A 25 años de la convención ambiental de la ONU

El 21 de marzo de hace 25 años entró en vigor la Convención Marco de las Naciones Unidas sobre Cambio Climático, que fue aprobada en la Primera Cumbre de la Tierra realizada en Río de Janeiro 1992, con el objetivo de obtener acuerdos vinculantes para “estabilizar” ...

El 21 de marzo de hace 25 años entró en vigor la Convención Marco de las Naciones Unidas sobre Cambio Climático, que fue aprobada en la Primera Cumbre de la Tierra realizada en Río de Janeiro (1992), con el objetivo de obtener acuerdos vinculantes para “estabilizar” las emisiones de gases de efecto invernadero (GEI), entre ellos el dióxido de carbono, metano y los hidrofluorocarbonos (generados por el petróleo, gas y carbón) que provocan el calentamiento planetario. La Conferencia de las Partes (COP) signatarias de la Convención (a la fecha son 194, incluido México) se erigió en el órgano supremo para tomar decisiones trascendentes, por ejemplo, la de aprobar protocolos del tipo de Montreal (1987), relativo a la protección de la capa de ozono. De 1995 a la fecha se han realizado 24 reuniones anuales, con la participación de jefes de Estado, ministros, expertos, representantes de ONG, etcétera.

En Berlín (1995) se realizó la primera COP, aunque fue hasta la tercera cuando hubo un acuerdo de trascendencia, el Protocolo de Kioto (1997), con propósitos vinculantes para 38 naciones industrializadas (responsables del 30% de las emisiones mundiales), concretamente de reducir en, al menos, un 5% la producción de GEI para el 2012 (inicial vigencia del protocolo). Entró en vigor en febrero de 2005, y hacia el 2009 lo habían ratificado 187 estados, excepto los principales contaminantes, Estados Unidos y China. En la COP13 (Bali, 2007) se establece un plan de acción para sustituir a Kioto, y que servirá de marco de negociación para nuevos pactos vinculantes de todos los países. La importancia de la COP16 (Cancún, 2010) estribó en aplazar el periodo de vigencia de Kioto, en crear un Fondo Verde Climático y en el compromiso de reunir 100 mil millones de dólares. En Doha (COP 18, 2012) se prorrogó Kioto hasta el 2020, pero el instrumento se ha debilitado, ya que Canadá, Japón y Rusia lo abandonaron. La COP21 (París, 2015) despertó expectativas por un ambicioso convenio mundial firmado por 195 naciones que pretende limitar el aumento de la temperatura mundial en 1.5°C, lo que implica reducir un 40% las GEI para el 2030. Empero, no se fijaron cuotas para los más contaminantes y, lo peor, es que en el 2016 Donald Trump anunció que su país dejaba los Acuerdos de París.

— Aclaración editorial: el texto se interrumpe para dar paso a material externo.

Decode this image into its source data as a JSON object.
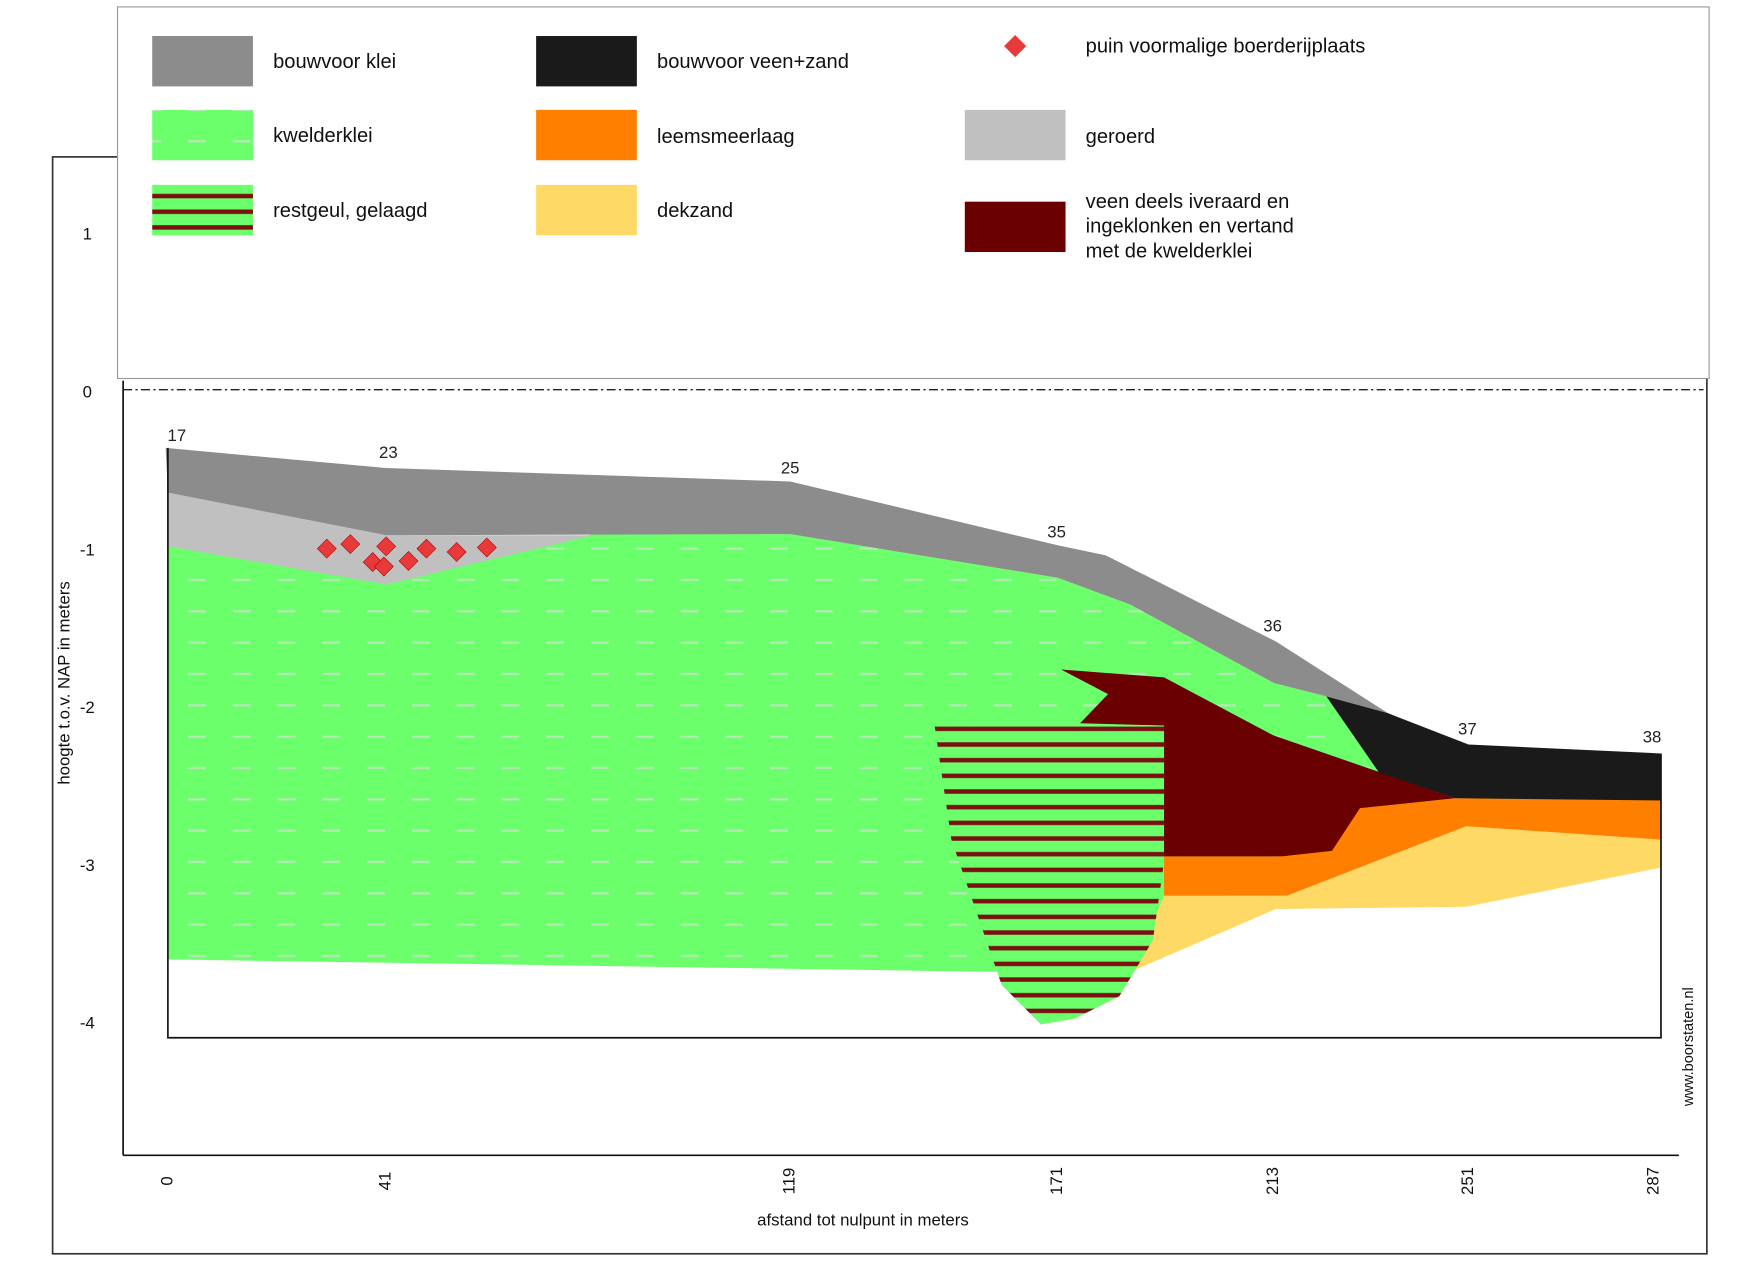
{
  "legend": [
    {
      "label": "bouwvoor klei"
    },
    {
      "label": "bouwvoor veen+zand"
    },
    {
      "label": "puin voormalige boerderijplaats"
    },
    {
      "label": "kwelderklei"
    },
    {
      "label": "leemsmeerlaag"
    },
    {
      "label": "geroerd"
    },
    {
      "label": "restgeul, gelaagd"
    },
    {
      "label": "dekzand"
    },
    {
      "lines": [
        "veen deels iveraard en",
        "ingeklonken en vertand",
        "met de kwelderklei"
      ]
    }
  ],
  "y_axis": {
    "title": "hoogte t.o.v. NAP in meters",
    "ticks": [
      1,
      0,
      -1,
      -2,
      -3,
      -4
    ]
  },
  "x_axis": {
    "title": "afstand tot nulpunt in meters",
    "ticks": [
      0,
      41,
      119,
      171,
      213,
      251,
      287
    ]
  },
  "boreholes": [
    17,
    23,
    25,
    35,
    36,
    37,
    38
  ],
  "credit": "www.boorstaten.nl"
}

Si bien este esfuerzo ha tenido algunos frutos como la recuperación parcial de la capa de ozono, diversos indicadores y fenómenos revelan el agudizamiento de la crisis ambiental global. En el 2012, las emisiones de dióxido de carbono ya doblaban las tasas de 1990, y la humanidad ya superaba en un 50% su capacidad de regenerar los recursos naturales que utiliza, y asimilar los residuos que desecha. Cada año es más cálido que el anterior, y existe el riesgo de que la temperatura media global llegue o supere los 3° en el 2050. De por sí, el calentamiento (derivado de la contaminación, el productivismo, el consumismo, etcétera) ya ha provocado el deshielo acelerado del Ártico y de Groenlandia, el aumento del nivel del mar, poderosos y destructivos huracanes, una mayor deforestación y desertificación, el encarecimiento del agua dulce, la pérdida creciente de la biodiversidad (arrecifes de coral, aves, peces, etcétera), aumento de las plagas, hambrunas, enfermedades y muertes de millones de personas, entre otros males.

Pese a que el planeta sufrirá daños irreversibles si la temperatura global aumenta en 2°, dado el escenario internacional adverso para la cooperación no se espera mucho de la COP25 en Chile de diciembre próximo.

ENTRETELONES

A partir del 17 de agosto México está sobregirado ambientalmente.